Independência do IML
Para assegurar que execuções e procedimentos de tortura cometidos por policiais não sejam encobertos pela máquina pública, a Comissão da Verdade também recomendou que órgãos forenses e de perícia criminal sejam independentes e desvinculados das secretarias de segurança pública e da estrutura policial. Hoje, órgãos como o Instituto Médico Legal (IML) e o Instituto de Criminalística (IC) estão sob a coordenação da Polícia Científica, que, por sua vez, se reporta à Secretaria de Segurança Pública e mantém estreitos laços de cooperação com as polícias civil e militar.
Com a independência e autonomia destes institutos de perícia seria possível "conferir maior qualidade na produção de provas técnicas, inclusive no diagnóstico de tortura", afirma o relatório da Comissão.
Direito de defesa
No ranking dos países com as maiores populações carcerárias do mundo, o Brasil ocupa o terceiro lugar, com mais de 715 mil presos, incluídos os 147,9 mil condenados que cumprem prisão domiciliar. Do total, mais de 40% aguarda o julgamento em presídios e centros de detenção provisória, segundo um estudo do Instituto de Pesquisa Aplicada (Ipea). Quanto julgadas, a maioria acaba absolvida ou condenada a cumprir penas alternativas.
Uma das causas para este cenário de injustiça é o baixo número de defensores públicos. Das 2.680 comarcas do País, apenas 754 possuem defensoria pública. Proporcionalmente, é como se cada defensor fosse responsável por atender 29 mil pessoas que não podem pagar pelo direito de defesa, assegurado pela Constituição. Como consequência, segundo a Comissão da Verdade, os presos se tornam mais vulneráveis a abusos, decorrentes da ação ou da omissão da administração pública.
De acordo com o relatório, “o contato pessoal do defensor público com o preso nos distritos policiais e no sistema prisional é a melhor garantia para o exercício pleno do direito de defesa e para a prevenção de abusos e violações de direitos fundamentais, especialmente tortura e maus-tratos”. A ONU recomendou ao Brasil, em 2012, um defensor público para cada unidade do sistema prisional.
Legislação anacrônica
Durante as manifestações de junho e os protestos contra a Copa do Mundo, o governo federal utilizou uma lei, retirada do período militar, para coibir os protestos e investigar os manifestantes. Formulada no final da ditadura, em 1983, a Lei de Segurança Nacional pune quem incitar “à subversão da ordem política ou social” e quem depredar patrimônio público ou privado por inconformismo político, tática amplamente utilizada por black blocs em 2013. Além disso, o artigo 30 da lei especifica que “compete à Justiça Militar processar e julgar os crimes previstos nesta Lei”. Ou seja, institui-se que civis sejam julgados por militares.

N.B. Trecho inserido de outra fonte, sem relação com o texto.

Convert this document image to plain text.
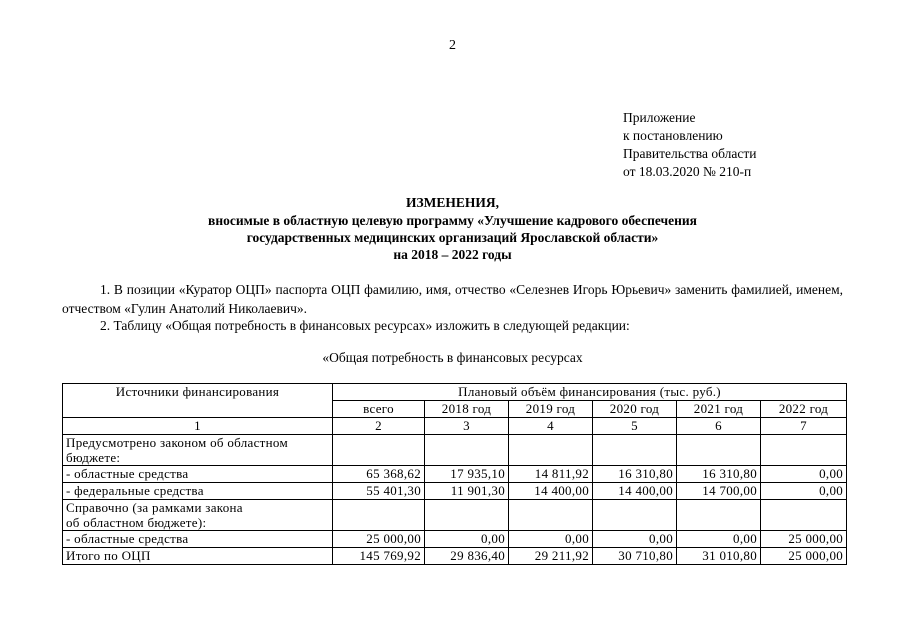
2
Приложение
к постановлению
Правительства области
от 18.03.2020 № 210-п
ИЗМЕНЕНИЯ,
вносимые в областную целевую программу «Улучшение кадрового обеспечения
государственных медицинских организаций Ярославской области»
на 2018 – 2022 годы
1. В позиции «Куратор ОЦП» паспорта ОЦП фамилию, имя, отчество «Селезнев Игорь Юрьевич» заменить фамилией, именем, отчеством «Гулин Анатолий Николаевич».
2. Таблицу «Общая потребность в финансовых ресурсах» изложить в следующей редакции:
«Общая потребность в финансовых ресурсах
Источники финансирования	Плановый объём финансирования (тыс. руб.)					
	всего	2018 год	2019 год	2020 год	2021 год	2022 год
1	2	3	4	5	6	7

Предусмотрено законом об областном
бюджете:						

- областные средства	65 368,62	17 935,10	14 811,92	16 310,80	16 310,80	0,00
- федеральные средства	55 401,30	11 901,30	14 400,00	14 400,00	14 700,00	0,00

Справочно (за рамками закона
об областном бюджете):						

- областные средства	25 000,00	0,00	0,00	0,00	0,00	25 000,00
Итого по ОЦП	145 769,92	29 836,40	29 211,92	30 710,80	31 010,80	25 000,00
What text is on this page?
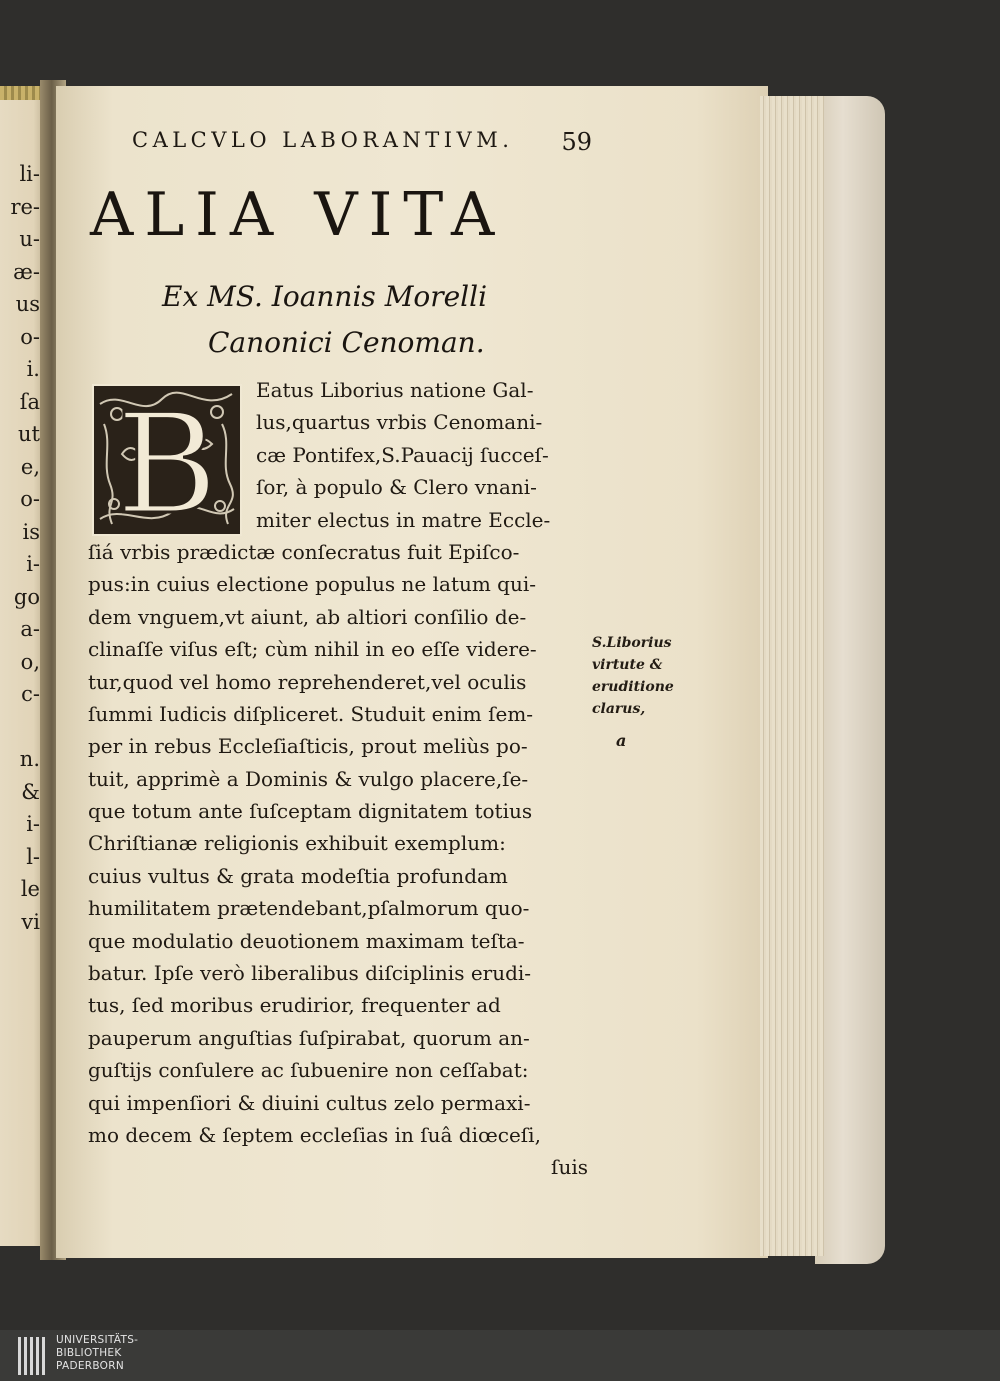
li-
re-
u-
æ-
us
o-
i.
ſa
ut
e,
o-
is
i-
go
a-
o,
c-
n.
&
i-
l-
le
vi
CALCVLO LABORANTIVM. 59
ALIA VITA
Ex MS. Ioannis Morelli
Canonici Cenoman.
B Eatus Liborius natione Gal-
lus,quartus vrbis Cenomani-
cæ Pontifex,S.Pauacij ſucceſ-
ſor, à populo & Clero vnani-
miter electus in matre Eccle-
ſiá vrbis prædictæ conſecratus fuit Epiſco-
pus:in cuius electione populus ne latum qui-
dem vnguem,vt aiunt, ab altiori conſilio de-
clinaſſe viſus eſt; cùm nihil in eo eſſe videre-
tur,quod vel homo reprehenderet,vel oculis
ſummi Iudicis diſpliceret. Studuit enim ſem-
per in rebus Eccleſiaſticis, prout meliùs po-
tuit, apprimè a Dominis & vulgo placere,ſe-
que totum ante ſuſceptam dignitatem totius
Chriſtianæ religionis exhibuit exemplum:
cuius vultus & grata modeſtia profundam
humilitatem prætendebant,pſalmorum quo-
que modulatio deuotionem maximam teſta-
batur. Ipſe verò liberalibus diſciplinis erudi-
tus, ſed moribus erudirior, frequenter ad
pauperum anguſtias ſuſpirabat, quorum an-
guſtijs conſulere ac ſubuenire non ceſſabat:
qui impenſiori & diuini cultus zelo permaxi-
mo decem & ſeptem eccleſias in ſuâ diœceſi,
ſuis
S.Liborius
virtute &
eruditione
clarus,
a
UNIVERSITÄTS-
BIBLIOTHEK
PADERBORN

Isso, segundo o relatório, “reflete as concepções doutrinárias que prevaleceram no período de 1964 a 1985”. Por julgar a lei um anacronismo na Constituição brasileira, a Comissão da Verdade pediu sua revogação, assim como a extinção das Justiças Militares estaduais e a manutenção de uma Justiça Militar Federal, responsável apenas pelos efetivos das Forças Armadas.